CRESSON — Tucked away on a small Cresson Township road is Union Cemetery, a final resting place for perhaps hundreds of long-forgotten victims of tuberculosis.

The unmarked graves, some said to be butting against one another, contain remains of patients who lost their battles with the disease at the Cresson Sanatorium.

The San, as many former residents refer to it today, operated from 1913 to 1963 as one of three state-supported TB hospitals.  Thousands recovered and returned to their homes across the state. 

But others, including many children and teens, were not so lucky.  For some victims of the once-dreaded disease, their families could not or would not claim their remains.  As a result, they were given a final resting place on a grassy slope about a mile from the wooded hilltop where they spent their final days.

While not exclusive to the San, Union Cemetery was used by the state until the mid-1960s, when the sanitorium was closed. The facility evolved into Cresson State Hospital, housing mentally retarded residents.
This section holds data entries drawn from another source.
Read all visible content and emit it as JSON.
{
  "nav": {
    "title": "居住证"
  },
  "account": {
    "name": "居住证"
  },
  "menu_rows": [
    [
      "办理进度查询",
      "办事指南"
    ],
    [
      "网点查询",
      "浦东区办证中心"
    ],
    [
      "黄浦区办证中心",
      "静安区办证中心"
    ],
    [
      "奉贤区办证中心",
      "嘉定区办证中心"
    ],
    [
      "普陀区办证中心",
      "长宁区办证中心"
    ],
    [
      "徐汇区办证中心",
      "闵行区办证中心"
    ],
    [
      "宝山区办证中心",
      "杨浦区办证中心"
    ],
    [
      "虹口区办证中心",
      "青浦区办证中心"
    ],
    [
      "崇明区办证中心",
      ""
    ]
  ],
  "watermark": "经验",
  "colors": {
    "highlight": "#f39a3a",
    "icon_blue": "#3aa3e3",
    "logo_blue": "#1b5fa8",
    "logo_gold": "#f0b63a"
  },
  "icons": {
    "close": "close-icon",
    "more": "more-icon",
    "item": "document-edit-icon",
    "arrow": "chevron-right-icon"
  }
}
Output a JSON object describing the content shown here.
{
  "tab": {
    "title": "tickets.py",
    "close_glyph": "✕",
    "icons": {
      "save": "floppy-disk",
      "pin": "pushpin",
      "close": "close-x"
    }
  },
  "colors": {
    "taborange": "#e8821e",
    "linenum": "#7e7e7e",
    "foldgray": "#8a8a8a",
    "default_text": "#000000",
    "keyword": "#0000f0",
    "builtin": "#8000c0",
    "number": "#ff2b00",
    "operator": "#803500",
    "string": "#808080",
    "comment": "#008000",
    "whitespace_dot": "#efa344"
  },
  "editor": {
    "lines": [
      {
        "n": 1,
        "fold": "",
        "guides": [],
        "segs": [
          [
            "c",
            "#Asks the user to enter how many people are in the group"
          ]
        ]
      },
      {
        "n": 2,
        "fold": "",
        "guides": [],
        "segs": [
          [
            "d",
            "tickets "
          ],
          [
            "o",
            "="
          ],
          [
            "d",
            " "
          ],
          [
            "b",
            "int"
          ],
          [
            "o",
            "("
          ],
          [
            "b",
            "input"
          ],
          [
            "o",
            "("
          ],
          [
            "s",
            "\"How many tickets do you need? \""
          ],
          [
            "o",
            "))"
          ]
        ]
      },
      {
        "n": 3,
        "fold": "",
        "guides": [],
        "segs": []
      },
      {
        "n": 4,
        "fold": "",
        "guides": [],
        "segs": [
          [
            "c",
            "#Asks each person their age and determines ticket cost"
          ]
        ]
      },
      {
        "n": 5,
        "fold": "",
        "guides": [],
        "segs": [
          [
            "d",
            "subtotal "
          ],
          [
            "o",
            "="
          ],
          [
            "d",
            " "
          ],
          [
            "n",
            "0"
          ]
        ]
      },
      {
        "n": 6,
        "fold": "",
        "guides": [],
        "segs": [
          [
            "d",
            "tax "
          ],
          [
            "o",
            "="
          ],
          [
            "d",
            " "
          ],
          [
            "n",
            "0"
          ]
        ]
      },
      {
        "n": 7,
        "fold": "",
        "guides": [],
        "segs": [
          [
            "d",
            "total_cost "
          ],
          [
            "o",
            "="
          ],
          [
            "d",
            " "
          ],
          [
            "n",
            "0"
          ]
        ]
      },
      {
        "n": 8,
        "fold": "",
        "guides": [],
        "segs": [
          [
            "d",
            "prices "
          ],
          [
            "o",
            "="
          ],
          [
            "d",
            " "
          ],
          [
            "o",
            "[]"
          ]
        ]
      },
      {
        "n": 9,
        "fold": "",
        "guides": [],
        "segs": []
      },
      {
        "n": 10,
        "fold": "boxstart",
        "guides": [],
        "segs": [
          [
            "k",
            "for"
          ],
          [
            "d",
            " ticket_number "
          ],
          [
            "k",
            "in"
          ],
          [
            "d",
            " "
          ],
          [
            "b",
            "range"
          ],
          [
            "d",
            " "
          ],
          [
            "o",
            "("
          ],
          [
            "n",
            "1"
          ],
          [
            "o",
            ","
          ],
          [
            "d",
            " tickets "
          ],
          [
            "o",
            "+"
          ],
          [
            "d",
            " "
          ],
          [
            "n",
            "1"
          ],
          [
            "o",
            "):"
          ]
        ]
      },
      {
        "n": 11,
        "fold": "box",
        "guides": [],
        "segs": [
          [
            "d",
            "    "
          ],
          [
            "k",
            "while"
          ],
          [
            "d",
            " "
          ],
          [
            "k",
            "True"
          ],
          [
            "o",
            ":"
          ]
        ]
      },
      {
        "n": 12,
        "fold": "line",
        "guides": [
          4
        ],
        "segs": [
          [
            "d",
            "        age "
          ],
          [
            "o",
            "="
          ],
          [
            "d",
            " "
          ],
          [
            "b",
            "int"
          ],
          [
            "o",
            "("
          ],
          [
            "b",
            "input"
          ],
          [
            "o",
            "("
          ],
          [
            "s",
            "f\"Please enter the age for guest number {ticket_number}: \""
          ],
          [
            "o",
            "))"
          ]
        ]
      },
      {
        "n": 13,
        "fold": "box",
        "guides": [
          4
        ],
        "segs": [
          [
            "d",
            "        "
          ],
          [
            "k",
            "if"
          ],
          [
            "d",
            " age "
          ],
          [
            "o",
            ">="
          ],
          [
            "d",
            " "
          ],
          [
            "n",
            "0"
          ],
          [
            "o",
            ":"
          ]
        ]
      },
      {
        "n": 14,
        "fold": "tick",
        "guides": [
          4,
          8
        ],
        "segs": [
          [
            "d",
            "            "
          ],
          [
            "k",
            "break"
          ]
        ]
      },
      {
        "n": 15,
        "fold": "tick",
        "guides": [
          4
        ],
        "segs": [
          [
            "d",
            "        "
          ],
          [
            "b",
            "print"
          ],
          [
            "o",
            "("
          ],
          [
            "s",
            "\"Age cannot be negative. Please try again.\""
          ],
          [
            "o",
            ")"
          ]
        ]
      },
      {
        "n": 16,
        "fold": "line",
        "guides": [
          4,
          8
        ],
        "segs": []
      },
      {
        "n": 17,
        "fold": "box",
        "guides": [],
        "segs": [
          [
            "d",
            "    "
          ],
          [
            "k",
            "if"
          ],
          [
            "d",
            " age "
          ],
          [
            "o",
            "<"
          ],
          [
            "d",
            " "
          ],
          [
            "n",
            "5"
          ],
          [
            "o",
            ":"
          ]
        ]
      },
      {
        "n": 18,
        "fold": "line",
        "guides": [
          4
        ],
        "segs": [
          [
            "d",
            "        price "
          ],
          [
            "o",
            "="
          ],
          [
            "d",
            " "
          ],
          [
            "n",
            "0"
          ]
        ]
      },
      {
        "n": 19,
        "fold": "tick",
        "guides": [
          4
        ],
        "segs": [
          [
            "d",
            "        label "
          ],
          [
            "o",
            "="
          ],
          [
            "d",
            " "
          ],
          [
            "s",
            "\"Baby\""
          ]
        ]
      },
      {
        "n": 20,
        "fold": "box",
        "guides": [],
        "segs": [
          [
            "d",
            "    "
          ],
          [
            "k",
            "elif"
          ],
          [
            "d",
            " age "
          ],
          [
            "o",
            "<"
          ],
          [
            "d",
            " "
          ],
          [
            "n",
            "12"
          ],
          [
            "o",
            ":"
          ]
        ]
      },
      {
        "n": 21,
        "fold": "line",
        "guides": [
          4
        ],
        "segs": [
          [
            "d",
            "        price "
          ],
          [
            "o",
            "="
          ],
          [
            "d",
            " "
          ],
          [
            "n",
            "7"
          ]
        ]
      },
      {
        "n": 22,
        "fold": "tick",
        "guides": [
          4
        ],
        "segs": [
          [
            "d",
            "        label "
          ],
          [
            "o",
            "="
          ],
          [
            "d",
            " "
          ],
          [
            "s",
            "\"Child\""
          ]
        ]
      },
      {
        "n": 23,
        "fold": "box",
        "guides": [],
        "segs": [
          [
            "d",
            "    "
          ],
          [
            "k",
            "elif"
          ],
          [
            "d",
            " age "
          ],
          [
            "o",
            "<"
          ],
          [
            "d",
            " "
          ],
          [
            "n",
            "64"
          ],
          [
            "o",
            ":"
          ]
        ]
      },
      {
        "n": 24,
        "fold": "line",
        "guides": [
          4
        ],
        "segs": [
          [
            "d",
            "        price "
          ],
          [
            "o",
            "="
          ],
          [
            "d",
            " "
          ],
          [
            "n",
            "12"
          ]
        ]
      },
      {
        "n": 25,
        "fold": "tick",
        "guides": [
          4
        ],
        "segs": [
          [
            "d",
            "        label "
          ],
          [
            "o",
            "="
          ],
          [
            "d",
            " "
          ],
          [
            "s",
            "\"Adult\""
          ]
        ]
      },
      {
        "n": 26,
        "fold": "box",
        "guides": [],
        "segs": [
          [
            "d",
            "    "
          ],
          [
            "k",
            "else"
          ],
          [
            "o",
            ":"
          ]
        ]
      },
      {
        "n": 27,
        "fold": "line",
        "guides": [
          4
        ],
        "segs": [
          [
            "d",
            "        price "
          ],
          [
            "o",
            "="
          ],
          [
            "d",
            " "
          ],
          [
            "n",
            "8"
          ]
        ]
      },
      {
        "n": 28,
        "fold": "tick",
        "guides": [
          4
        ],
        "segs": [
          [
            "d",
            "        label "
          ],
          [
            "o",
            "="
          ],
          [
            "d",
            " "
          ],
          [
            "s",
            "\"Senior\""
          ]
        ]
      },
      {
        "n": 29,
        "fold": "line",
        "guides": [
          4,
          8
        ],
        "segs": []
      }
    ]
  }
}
“The Cresson State Hospital used it very little. It wasn’t something that carried over,” said Mike McGuire, a Cresson resident who helped with maintenance at the cemetery and fixed markers more than 25 years ago.

The restoration project was instituted by Ginny Thornburgh, wife of then-Gov. Dick Thornburgh, and included a large marker on a field containing an unknown number of unmarked graves, McGuire said.

Initial efforts were made to identify at least some of the graves, but San records were unavailable.  Most documentation was lost in 1972, when Hurricane Agnes hit Harrisburg.  Loss of the records also made it impossible to determine the number of San patients buried at the cemetery.

What information was available came from people in the area at the time who worked in the medical records department of the San, McGuire said.  For a while, the cemetery was cared for by members of the maintenance staff of what was eventually renamed the Cresson Center.

The graveyard now is maintained by the State Correctional Institution-Cresson, prison spokeswoman Rebecca Reifer said.  The state Department of Corrections took over the property in the early 1980s.